3. What happens to a lead in the first five minutes?
This is the question that exposes most agencies. Getting the lead is half the job. Responding instantly is the other half, and it is where most practices leak money. Ask whether they handle speed to lead, automated follow up, missed call text back, and reminders, or whether they hand you a raw lead and wish you luck. The gap between a five minute response and a five hour one is often the gap between a full and an empty schedule.
4. Can I see results from a practice like mine?
A general dentist in a metro and a specialist in a tier two city have different economics. Ask for a case study close to your situation: similar city, similar treatment mix, similar size. Watch for real numbers, cost per lead, cost per booked patient, spend, timeframe, not screenshots of a follower count.
5. Who actually owns the ad accounts and data?
If the agency runs everything from their own accounts and you leave, you can lose your entire history, your pixel data, and your learnings overnight. Insist that the Google Ads and Meta accounts, the website, and the analytics belong to you, with them as a manager. This one question protects you from being held hostage later.
6. What is in the contract, and how do I leave?
Ask about the lock in period, the notice required to cancel, and whether setup fees are refundable. A confident agency does not need to trap you in a twelve month contract. Month to month, or a short initial term followed by month to month, signals they expect to keep you on results, not on paperwork.

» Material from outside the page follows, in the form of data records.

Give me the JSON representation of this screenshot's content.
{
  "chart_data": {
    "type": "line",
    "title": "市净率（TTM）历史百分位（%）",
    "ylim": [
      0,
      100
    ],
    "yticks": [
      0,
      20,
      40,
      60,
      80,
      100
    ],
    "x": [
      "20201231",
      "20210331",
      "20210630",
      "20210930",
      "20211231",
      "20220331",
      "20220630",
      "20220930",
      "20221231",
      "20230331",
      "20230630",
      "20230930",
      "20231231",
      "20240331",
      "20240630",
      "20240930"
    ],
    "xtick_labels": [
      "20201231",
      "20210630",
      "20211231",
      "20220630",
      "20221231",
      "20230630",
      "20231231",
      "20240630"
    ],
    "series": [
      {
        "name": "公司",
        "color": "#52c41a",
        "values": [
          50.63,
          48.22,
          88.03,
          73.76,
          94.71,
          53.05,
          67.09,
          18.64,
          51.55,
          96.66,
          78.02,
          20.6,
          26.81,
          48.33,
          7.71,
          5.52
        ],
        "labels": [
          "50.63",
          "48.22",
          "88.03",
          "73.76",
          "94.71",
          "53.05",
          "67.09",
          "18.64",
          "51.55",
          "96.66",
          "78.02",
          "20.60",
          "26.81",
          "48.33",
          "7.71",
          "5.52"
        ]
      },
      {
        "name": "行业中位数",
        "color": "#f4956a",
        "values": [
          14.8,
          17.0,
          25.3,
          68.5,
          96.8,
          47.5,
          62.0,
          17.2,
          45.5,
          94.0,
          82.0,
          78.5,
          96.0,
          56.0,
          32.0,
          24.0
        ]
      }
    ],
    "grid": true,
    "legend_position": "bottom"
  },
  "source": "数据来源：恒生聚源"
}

7. What exactly do I get each month, and who does the work?
Get the deliverables in writing: how many campaigns, how much creative, how often it is optimised, and who your point of contact is. Ask whether the person on the sales call is the person doing the work, or whether it gets handed to a junior after you sign. Many agencies sell with an expert and deliver with a trainee.

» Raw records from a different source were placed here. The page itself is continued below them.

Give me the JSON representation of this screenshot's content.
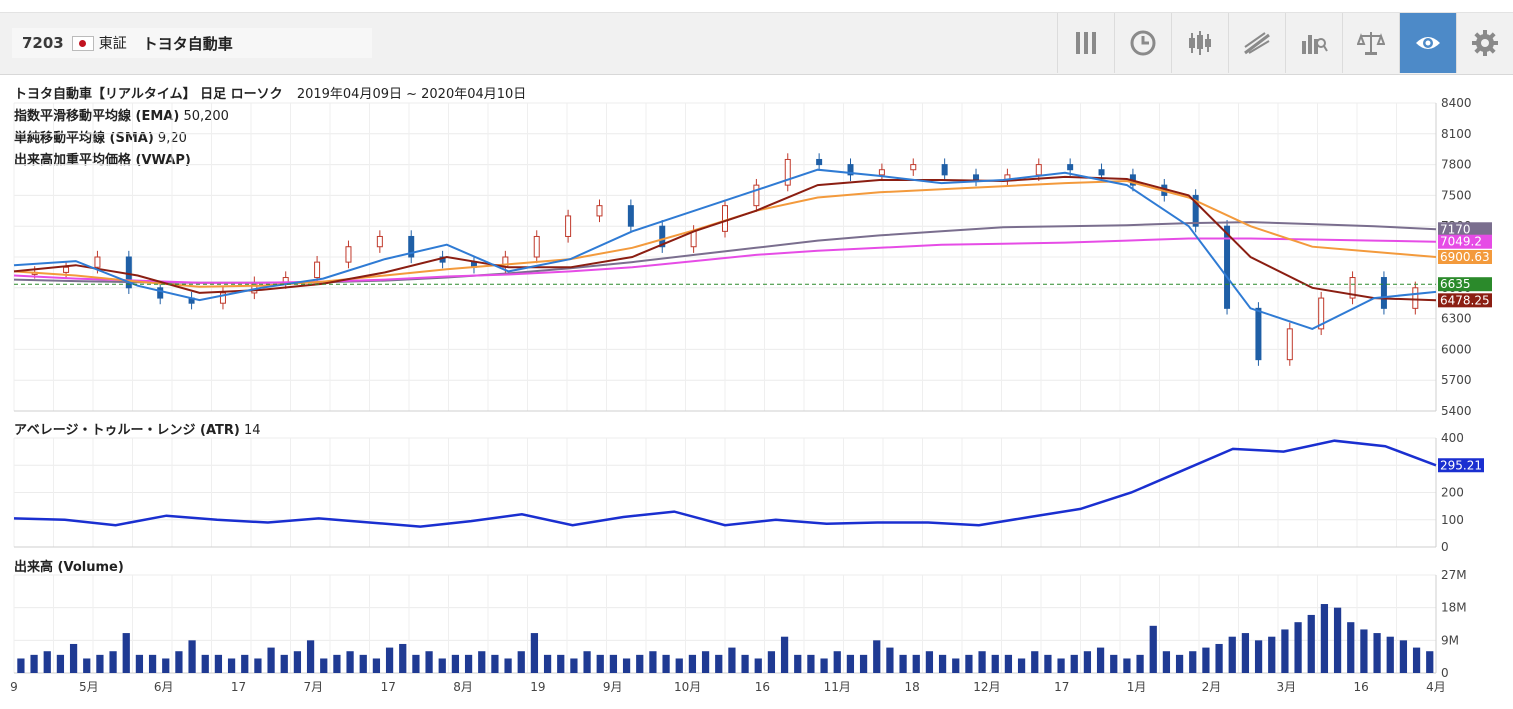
{
  "header": {
    "code": "7203",
    "exchange": "東証",
    "name": "トヨタ自動車"
  },
  "toolbar": {
    "icons": [
      "bars-icon",
      "clock-icon",
      "candlestick-icon",
      "drawing-icon",
      "compare-icon",
      "balance-icon",
      "eye-icon",
      "gear-icon"
    ],
    "active": "eye-icon",
    "active_color": "#4d8ac8"
  },
  "chart_header": {
    "title": "トヨタ自動車【リアルタイム】 日足 ローソク",
    "range": "2019年04月09日 ~ 2020年04月10日",
    "ema_label": "指数平滑移動平均線 (EMA)",
    "ema_params": "50,200",
    "sma_label": "単純移動平均線 (SMA)",
    "sma_params": "9,20",
    "vwap_label": "出来高加重平均価格 (VWAP)",
    "atr_label": "アベレージ・トゥルー・レンジ (ATR)",
    "atr_params": "14",
    "volume_label": "出来高 (Volume)"
  },
  "chart_data": [
    {
      "type": "candlestick",
      "panel": "price",
      "ylim": [
        5400,
        8400
      ],
      "ticks": [
        "8400",
        "8100",
        "7800",
        "7500",
        "7200",
        "6900",
        "6600",
        "6300",
        "6000",
        "5700",
        "5400"
      ],
      "x_ticks": [
        "9",
        "5月",
        "6月",
        "17",
        "7月",
        "17",
        "8月",
        "19",
        "9月",
        "10月",
        "16",
        "11月",
        "18",
        "12月",
        "17",
        "1月",
        "2月",
        "3月",
        "16",
        "4月"
      ],
      "price_marker": {
        "value": 6635,
        "label": "6635",
        "color": "#2b8a2b"
      },
      "series": [
        {
          "name": "EMA 200",
          "color": "#7a6e8e",
          "last": "7170",
          "values": [
            6680,
            6665,
            6655,
            6650,
            6650,
            6655,
            6670,
            6700,
            6740,
            6790,
            6850,
            6920,
            6990,
            7060,
            7110,
            7150,
            7190,
            7200,
            7210,
            7230,
            7240,
            7220,
            7200,
            7170
          ]
        },
        {
          "name": "VWAP",
          "color": "#e64ce6",
          "last": "7049.2",
          "values": [
            6720,
            6690,
            6670,
            6650,
            6650,
            6660,
            6680,
            6710,
            6730,
            6760,
            6800,
            6860,
            6920,
            6960,
            6990,
            7020,
            7030,
            7040,
            7060,
            7080,
            7080,
            7070,
            7060,
            7049
          ]
        },
        {
          "name": "EMA 50",
          "color": "#f39a3c",
          "last": "6900.63",
          "values": [
            6760,
            6720,
            6660,
            6610,
            6620,
            6660,
            6720,
            6780,
            6830,
            6880,
            6990,
            7160,
            7350,
            7480,
            7530,
            7560,
            7590,
            7620,
            7640,
            7480,
            7200,
            7000,
            6950,
            6900
          ]
        },
        {
          "name": "SMA 20",
          "color": "#8b1e12",
          "last": "6478.25",
          "values": [
            6760,
            6820,
            6720,
            6550,
            6580,
            6640,
            6750,
            6900,
            6800,
            6800,
            6900,
            7150,
            7350,
            7600,
            7650,
            7650,
            7640,
            7680,
            7660,
            7500,
            6900,
            6600,
            6500,
            6478
          ]
        },
        {
          "name": "SMA 9",
          "color": "#2f7bd4",
          "last": "",
          "values": [
            6820,
            6860,
            6620,
            6480,
            6600,
            6690,
            6880,
            7020,
            6760,
            6880,
            7150,
            7350,
            7550,
            7750,
            7690,
            7620,
            7650,
            7720,
            7600,
            7200,
            6400,
            6200,
            6500,
            6560
          ]
        }
      ],
      "candles_close": [
        6750,
        6800,
        6900,
        6600,
        6500,
        6450,
        6550,
        6650,
        6700,
        6850,
        7000,
        7100,
        6900,
        6850,
        6800,
        6900,
        7100,
        7300,
        7400,
        7200,
        7000,
        7150,
        7400,
        7600,
        7850,
        7800,
        7700,
        7750,
        7800,
        7700,
        7650,
        7700,
        7800,
        7750,
        7700,
        7600,
        7500,
        7200,
        6400,
        5900,
        6200,
        6500,
        6700,
        6400,
        6600
      ]
    },
    {
      "type": "line",
      "panel": "atr",
      "ylim": [
        0,
        400
      ],
      "ticks": [
        "400",
        "300",
        "200",
        "100",
        "0"
      ],
      "series": [
        {
          "name": "ATR",
          "color": "#1a2fd0",
          "last": "295.21",
          "values": [
            105,
            100,
            80,
            115,
            100,
            90,
            105,
            90,
            75,
            95,
            120,
            80,
            110,
            130,
            80,
            100,
            85,
            90,
            90,
            80,
            110,
            140,
            200,
            280,
            360,
            350,
            390,
            370,
            300
          ]
        }
      ]
    },
    {
      "type": "bar",
      "panel": "volume",
      "ylim": [
        0,
        27
      ],
      "unit": "M",
      "ticks": [
        "27M",
        "18M",
        "9M",
        "0"
      ],
      "color": "#1f3a93",
      "values": [
        4,
        5,
        6,
        5,
        8,
        4,
        5,
        6,
        11,
        5,
        5,
        4,
        6,
        9,
        5,
        5,
        4,
        5,
        4,
        7,
        5,
        6,
        9,
        4,
        5,
        6,
        5,
        4,
        7,
        8,
        5,
        6,
        4,
        5,
        5,
        6,
        5,
        4,
        6,
        11,
        5,
        5,
        4,
        6,
        5,
        5,
        4,
        5,
        6,
        5,
        4,
        5,
        6,
        5,
        7,
        5,
        4,
        6,
        10,
        5,
        5,
        4,
        6,
        5,
        5,
        9,
        7,
        5,
        5,
        6,
        5,
        4,
        5,
        6,
        5,
        5,
        4,
        6,
        5,
        4,
        5,
        6,
        7,
        5,
        4,
        5,
        13,
        6,
        5,
        6,
        7,
        8,
        10,
        11,
        9,
        10,
        12,
        14,
        16,
        19,
        18,
        14,
        12,
        11,
        10,
        9,
        7,
        6
      ]
    }
  ]
}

8. How often will we talk, and what will you show me?
You want a regular review, usually monthly, where they walk you through the numbers that matter and what they are changing next. Ask to see a sample report. If it is full of vanity metrics and light on cost per patient and booked appointments, that is what your reviews will look like too.

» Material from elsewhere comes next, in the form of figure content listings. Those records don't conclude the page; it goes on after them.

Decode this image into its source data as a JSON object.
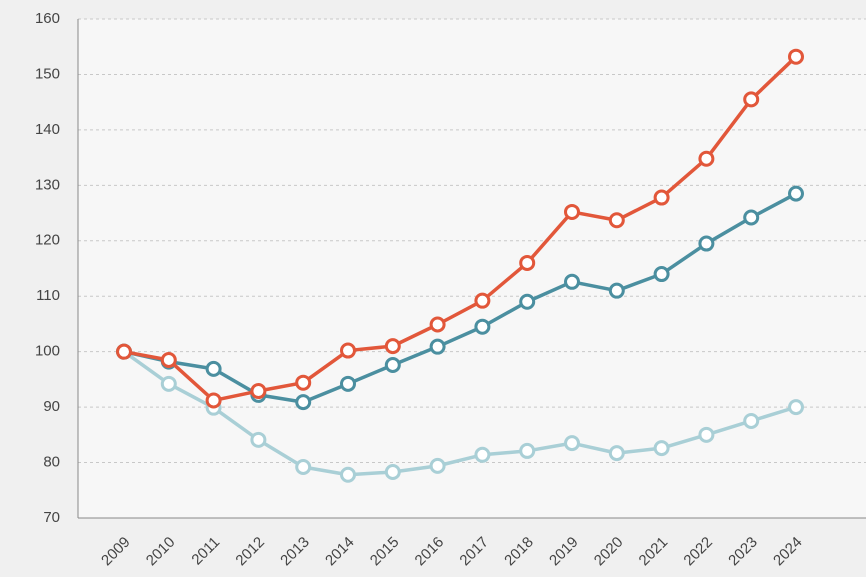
{
  "chart_data": {
    "type": "line",
    "categories": [
      "2009",
      "2010",
      "2011",
      "2012",
      "2013",
      "2014",
      "2015",
      "2016",
      "2017",
      "2018",
      "2019",
      "2020",
      "2021",
      "2022",
      "2023",
      "2024"
    ],
    "series": [
      {
        "color": "#a9cfd6",
        "values": [
          100,
          94.2,
          89.9,
          84.1,
          79.2,
          77.8,
          78.3,
          79.4,
          81.4,
          82.1,
          83.5,
          81.7,
          82.6,
          85,
          87.5,
          90
        ]
      },
      {
        "color": "#4b8fa0",
        "values": [
          100,
          98.2,
          96.9,
          92.2,
          90.9,
          94.2,
          97.6,
          100.9,
          104.5,
          109,
          112.6,
          111,
          114,
          119.5,
          124.2,
          128.5
        ]
      },
      {
        "color": "#e2573a",
        "values": [
          100,
          98.5,
          91.2,
          92.9,
          94.4,
          100.2,
          101,
          104.9,
          109.2,
          116,
          125.2,
          123.7,
          127.8,
          134.8,
          145.5,
          153.2
        ]
      }
    ],
    "ylim": [
      70,
      160
    ],
    "yticks": [
      70,
      80,
      90,
      100,
      110,
      120,
      130,
      140,
      150,
      160
    ],
    "grid": true
  }
}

9. What is your plan for the first 90 days?
A serious agency has a clear early plan: what they launch first, what they test, and what "working" looks like by day 30, 60, and 90. If the answer is a shrug and "we will see how it goes," they are improvising with your budget.
10. How do you handle healthcare ad rules and compliance?
Dental advertising sits under healthcare policies on Google and Meta and, in India, under dental council advertising norms. Ask how they handle ad approvals, before and after images, and claims. An agency that has run dental accounts before will answer this instantly. One that has not will get your account suspended.
11. What do you need from me to succeed?
The honest answer is not "nothing." Good agencies tell you plainly: answer the phone, respond to leads, share which treatments are profitable, and give feedback on lead quality. An agency that pretends you can be completely hands off is setting up an excuse for when results do not come.
12. If this does not work in 90 days, what happens?
Listen for accountability. The best answer is a specific diagnosis and a plan, plus a willingness to part ways without penalty if the fit is wrong. The worst answer is blame shifted onto you, the market, or "SEO takes time" for a paid ads engagement. How they talk about failure tells you how they will treat you when a month goes sideways, and every engagement has one.